Все во мне возмутилось.
-- Что ты? -- спросила Сана.
-- Бывает, -- сказал я. -- Когда долго бегаешь, потом руки и ноги
иногда возьмут вдруг и дернутся...
-- Да, -- сказала она, -- так бывает.
Я боялся, что она сейчас начнет меня еще о чем-нибудь расспрашивать, но
она уже спала. Засыпала она удивительно -- словно мгновенно отключалась от
всех дневных мыслей и забот. И медленно, с трудом просыпалась. Я спрашивал
ее, и она объясняла это тем, что работа в Егерхауэне для нее непривычна и
она очень устает. Но я понимал, что утомляет ее не работа, а вечное
ожидание, вечное напряжение -- я знал, что каждая ее минута полна мыслью обо
мне; и день -- обо мне, и ночь -- обо мне, и сейчас -- обо мне, и потом --
обо мне, и всегда, всегда обо мне.
Глава VIII
С каждым днем Сана становилась все рассеяннее. Она забывала, что
собиралась делать, иногда вдруг замирала у двери и поворачивала обратно --
вероятно, не могла вспомнить, куда перед этим собиралась идти. Движения ее
стали намного медленнее, чем зимой. Кажется, она начинала понимать, как
дешево стоит механическая быстрота. Но на смену быстроте действий пришла
торопливость чувств, словно за эти несколько оставшихся нам месяцев она
хотела передать мне всю свою нежность, ласку и еще что-то, горькое и
щемящее, чему нет названия на человеческом языке. У вянущей травы это --
запах. У человека -- не знаю. Наверное, просто боль. И все это вместе было
так жгуче и нестерпимо, что иногда мне приходило в голову: а осталось ли у
меня к ней что-нибудь, кроме безграничной и бессильной жалости?
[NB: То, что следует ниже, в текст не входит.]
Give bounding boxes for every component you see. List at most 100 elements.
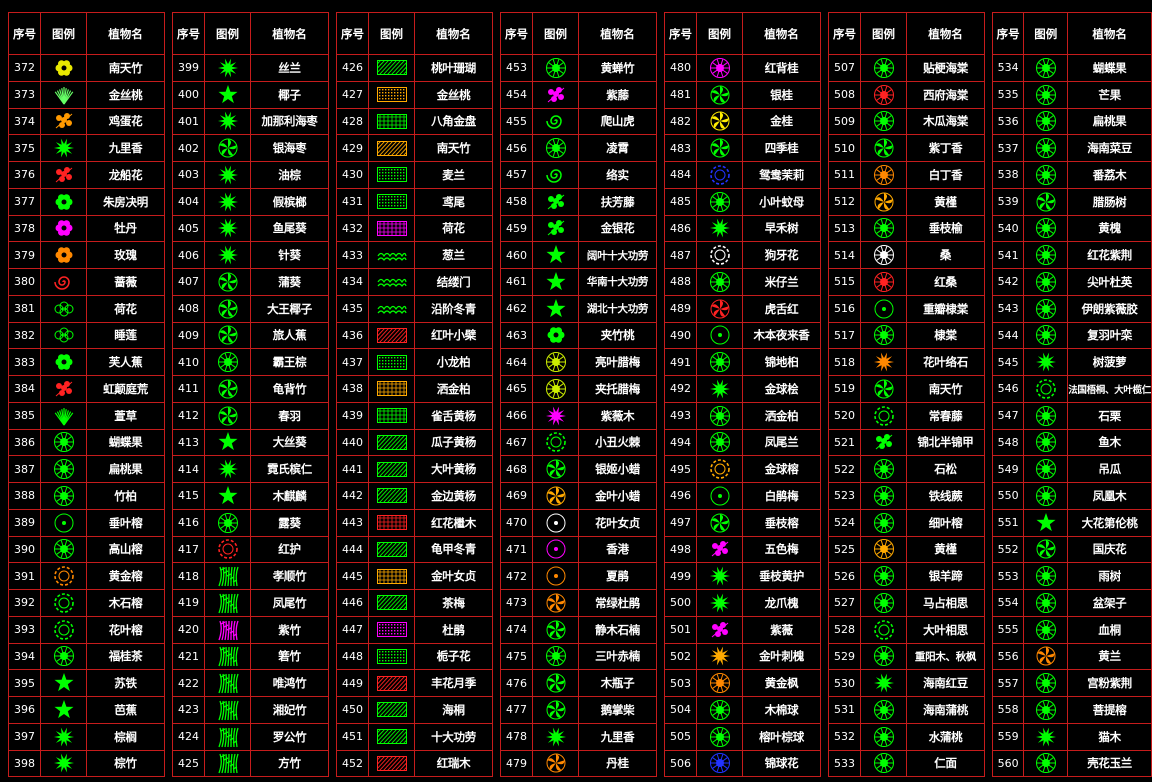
spiky-icon	[709, 593, 730, 613]
circle-radial-icon	[545, 352, 566, 373]
table-row: 452 红瑞木	[336, 749, 493, 778]
legend-symbol	[368, 669, 415, 697]
plant-name: 龙船花	[86, 161, 165, 189]
table-row: 393 花叶榕	[8, 615, 165, 644]
row-number: 410	[172, 348, 205, 376]
row-number: 481	[664, 80, 697, 109]
legend-symbol	[860, 428, 907, 457]
plant-name: 金银花	[578, 214, 657, 243]
pinwheel-icon	[546, 593, 565, 613]
pinwheel-icon	[1036, 192, 1056, 212]
legend-symbol	[204, 428, 251, 457]
plant-name: 凌霄	[578, 134, 657, 162]
plant-name: 黄兰	[1067, 642, 1152, 671]
circle-radial-icon	[709, 699, 730, 720]
legend-symbol	[532, 401, 579, 430]
legend-symbol	[204, 241, 251, 269]
plant-name: 扁桃果	[86, 455, 165, 483]
plant-name: 棣棠	[906, 321, 985, 350]
row-number: 457	[500, 161, 533, 189]
circle-radial-icon	[1035, 84, 1056, 105]
plant-name: 蔷薇	[86, 268, 165, 296]
hatch-diag-icon	[376, 595, 407, 611]
table-row: 505 榕叶棕球	[664, 722, 821, 751]
plant-name: 银姬小蜡	[578, 455, 657, 483]
table-row: 503 黄金枫	[664, 669, 821, 697]
star-icon	[218, 84, 237, 103]
table-row: 375 九里香	[8, 134, 165, 162]
table-row: 384 虹颠庭荒	[8, 375, 165, 403]
table-row: 519 南天竹	[828, 375, 985, 403]
row-number: 421	[172, 642, 205, 671]
row-number: 538	[991, 161, 1025, 189]
table-row: 508 西府海棠	[828, 80, 985, 109]
legend-symbol	[40, 455, 87, 483]
bamboo-icon	[217, 566, 239, 587]
plant-name: 春羽	[250, 401, 329, 430]
legend-symbol	[1023, 401, 1069, 430]
legend-symbol	[368, 749, 415, 778]
pinwheel-icon	[874, 192, 893, 212]
row-number: 442	[336, 482, 369, 510]
plant-legend-table: 序号 图例 植物名 507 贴梗海棠 508 西府海棠 509 木瓜海棠 510 紫丁香 511 白丁香…	[828, 12, 985, 778]
legend-symbol	[204, 642, 251, 671]
circle-radial-icon	[1035, 619, 1056, 640]
plant-name: 南天竹	[906, 375, 985, 403]
circle-radial-icon	[873, 271, 894, 292]
legend-symbol	[40, 722, 87, 751]
table-row: 416 露葵	[172, 508, 329, 537]
circle-dashed-icon	[53, 566, 74, 586]
row-number: 476	[500, 669, 533, 697]
row-number: 452	[336, 749, 369, 778]
legend-symbol	[532, 134, 579, 162]
legend-symbol	[40, 321, 87, 350]
table-row: 434 结缕门	[336, 268, 493, 296]
legend-symbol	[1023, 241, 1069, 269]
legend-symbol	[532, 482, 579, 510]
legend-symbol	[1023, 722, 1069, 751]
plant-name: 金叶刺槐	[742, 642, 821, 671]
hatch-diag-icon	[376, 541, 407, 557]
row-number: 479	[500, 749, 533, 778]
plant-name: 苏铁	[86, 669, 165, 697]
row-number: 447	[336, 615, 369, 644]
row-number: 475	[500, 642, 533, 671]
plant-name: 银羊蹄	[906, 562, 985, 590]
row-number: 529	[828, 642, 861, 671]
row-number: 509	[828, 107, 861, 136]
hatch-grid-icon	[376, 113, 407, 129]
plant-name: 龙爪槐	[742, 589, 821, 617]
legend-symbol	[532, 669, 579, 697]
plant-name: 龟背竹	[250, 375, 329, 403]
circle-radial-icon	[1035, 699, 1056, 720]
table-row: 474 静木石楠	[500, 615, 657, 644]
row-number: 484	[664, 161, 697, 189]
star-icon	[218, 432, 237, 451]
row-number: 372	[8, 54, 41, 82]
legend-symbol	[40, 589, 87, 617]
row-number: 384	[8, 375, 41, 403]
legend-symbol	[204, 615, 251, 644]
header-row: 序号 图例 植物名	[172, 12, 329, 55]
table-row: 522 石松	[828, 455, 985, 483]
table-row: 518 花叶络石	[828, 348, 985, 376]
legend-symbol	[532, 241, 579, 269]
bamboo-icon	[217, 700, 239, 721]
row-number: 550	[991, 482, 1025, 510]
legend-symbol	[860, 482, 907, 510]
legend-symbol	[204, 54, 251, 82]
plant-name: 芒果	[1067, 80, 1152, 109]
legend-symbol	[1023, 535, 1069, 564]
legend-symbol	[696, 562, 743, 590]
row-number: 472	[500, 562, 533, 590]
row-number: 500	[664, 589, 697, 617]
row-number: 397	[8, 722, 41, 751]
table-row: 382 睡莲	[8, 321, 165, 350]
legend-symbol	[40, 696, 87, 724]
row-number: 549	[991, 455, 1025, 483]
legend-symbol	[860, 696, 907, 724]
circle-radial-icon	[1035, 592, 1056, 613]
pinwheel-icon	[546, 700, 565, 720]
legend-symbol	[532, 54, 579, 82]
plant-legend-table: 序号 图例 植物名 426 桃叶珊瑚 427 金丝桃 428 八角金盘 429 南天竹 430 麦兰 43…	[336, 12, 493, 778]
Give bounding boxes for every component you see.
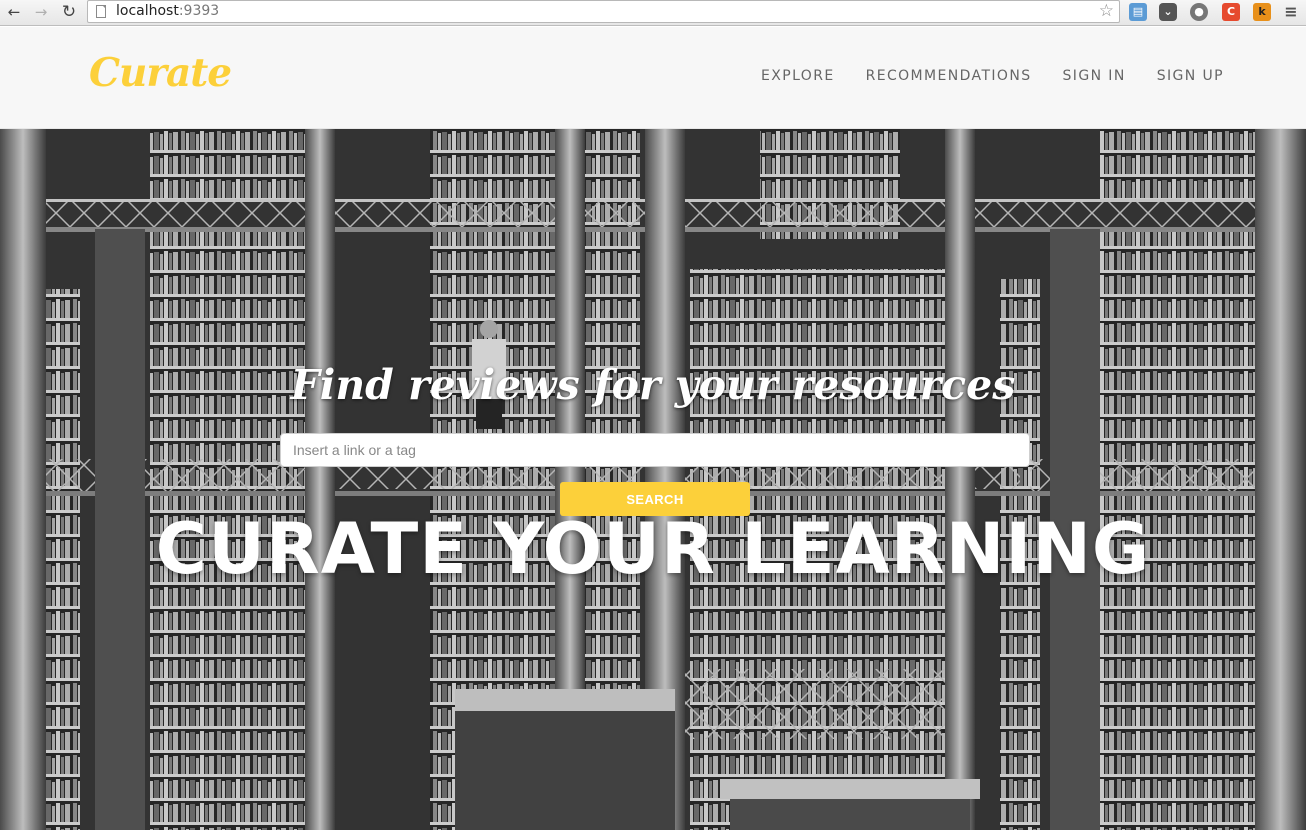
main-nav: EXPLORE RECOMMENDATIONS SIGN IN SIGN UP [761,68,1224,84]
steam-icon[interactable]: ● [1190,3,1208,21]
address-bar[interactable]: localhost:9393 ☆ [87,0,1120,23]
site-header: Curate EXPLORE RECOMMENDATIONS SIGN IN S… [0,27,1306,129]
arrow-right-icon[interactable]: → [31,2,51,22]
menu-icon[interactable]: ≡ [1282,3,1300,21]
page-icon [96,5,106,18]
hero-section: Find reviews for your resources SEARCH C… [0,129,1306,830]
library-background-image [0,129,1306,830]
hero-tagline: Find reviews for your resources [290,361,1016,409]
nav-explore[interactable]: EXPLORE [761,68,835,84]
bookmark-star-icon[interactable]: ☆ [1099,1,1114,21]
k-icon[interactable]: k [1253,3,1271,21]
reload-icon[interactable]: ↻ [59,2,79,22]
codepen-icon[interactable]: C [1222,3,1240,21]
nav-sign-in[interactable]: SIGN IN [1063,68,1126,84]
search-input[interactable] [280,433,1030,467]
nav-recommendations[interactable]: RECOMMENDATIONS [866,68,1032,84]
url-text[interactable]: localhost:9393 [116,3,219,19]
browser-toolbar: ← → ↻ localhost:9393 ☆ ▤ ⌄ ● C k ≡ [0,0,1306,26]
hero-heading: CURATE YOUR LEARNING [155,508,1151,590]
pocket-icon[interactable]: ⌄ [1159,3,1177,21]
nav-sign-up[interactable]: SIGN UP [1157,68,1224,84]
folder-icon[interactable]: ▤ [1129,3,1147,21]
logo[interactable]: Curate [89,50,232,96]
arrow-left-icon[interactable]: ← [4,2,24,22]
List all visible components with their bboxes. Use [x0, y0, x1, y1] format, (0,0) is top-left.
Но я твердо знал, что разлюбить можно только тогда, когда на смену
одному чувству придет другое. Сейчас ни о чем другом не могло быть и речи.
Существовала, правда, Хижина, но я прекрасно отдавал себе отчет, что никогда
не полетел бы туда, если бы там меня привлекала женщина, а не замечательная
четверка славных парней.
А отдав себе в этом полный отчет, я со спокойной совестью снова
направился в Хижину.
На сей раз я застал только Джабжу и Лакоста. Последний был снова в
форме и что-то набрасывал на небольшой темной досочке. Джабжа сидел
по-турецки, на коленях его лежала толстенная "Методика протезирования
кишечного тракта". Эту книгу я как-то видел у Педеля и запомнил по
бесконечным таблицам аппетитных розовых внутренностей. Я всегда был высокого
мнения о собственных нервах, но после получасового просматривания всех этих
гирлянд меня замутило. Я убрал книгу подальше, чтобы она не попалась на
глаза Сане -- странно, но я подчас забывал, что она -- врач.
А сейчас я смотрел на блаженную физиономию Джабжы и думал: вот в силу
привычки и профессионального интереса то, что мы наполнены какими-то
нелепыми шлангами из естественного пластика, его не только не угнетает, а,
судя по выражению лица, приводит в состояние тихого восторга. Так, может
быть, и к тому, что принес "Овератор", тоже можно привыкнуть? Философски
рассмотреть со всех сторон, выявить положительные факторы этого явления, и
асе станет на свои места, появится даже интерес... А может быть, отупение?
Тем временем меня, наконец, заметили.
-- Ну, что? -- спросил Джабжа вместо приветствия.
-- На сей раз без всякого предлога, -- смело заявил я.
-- Отрадно.
-- Наша Хижина начинает приобретать славу высокогорного курорта, --
заметил Лакост, не поднимая головы от своего рисунка.
Значит, не один я здесь надоедаю. Странно еще, что я никого до сих пор
не встречал.
-- А вы можете задирать нос, Рамон, -- сказал Джабжа, словно угадывая
мои мысли. -- Мы ведь далеко не каждого сюда пускаем, да еще и без предлога.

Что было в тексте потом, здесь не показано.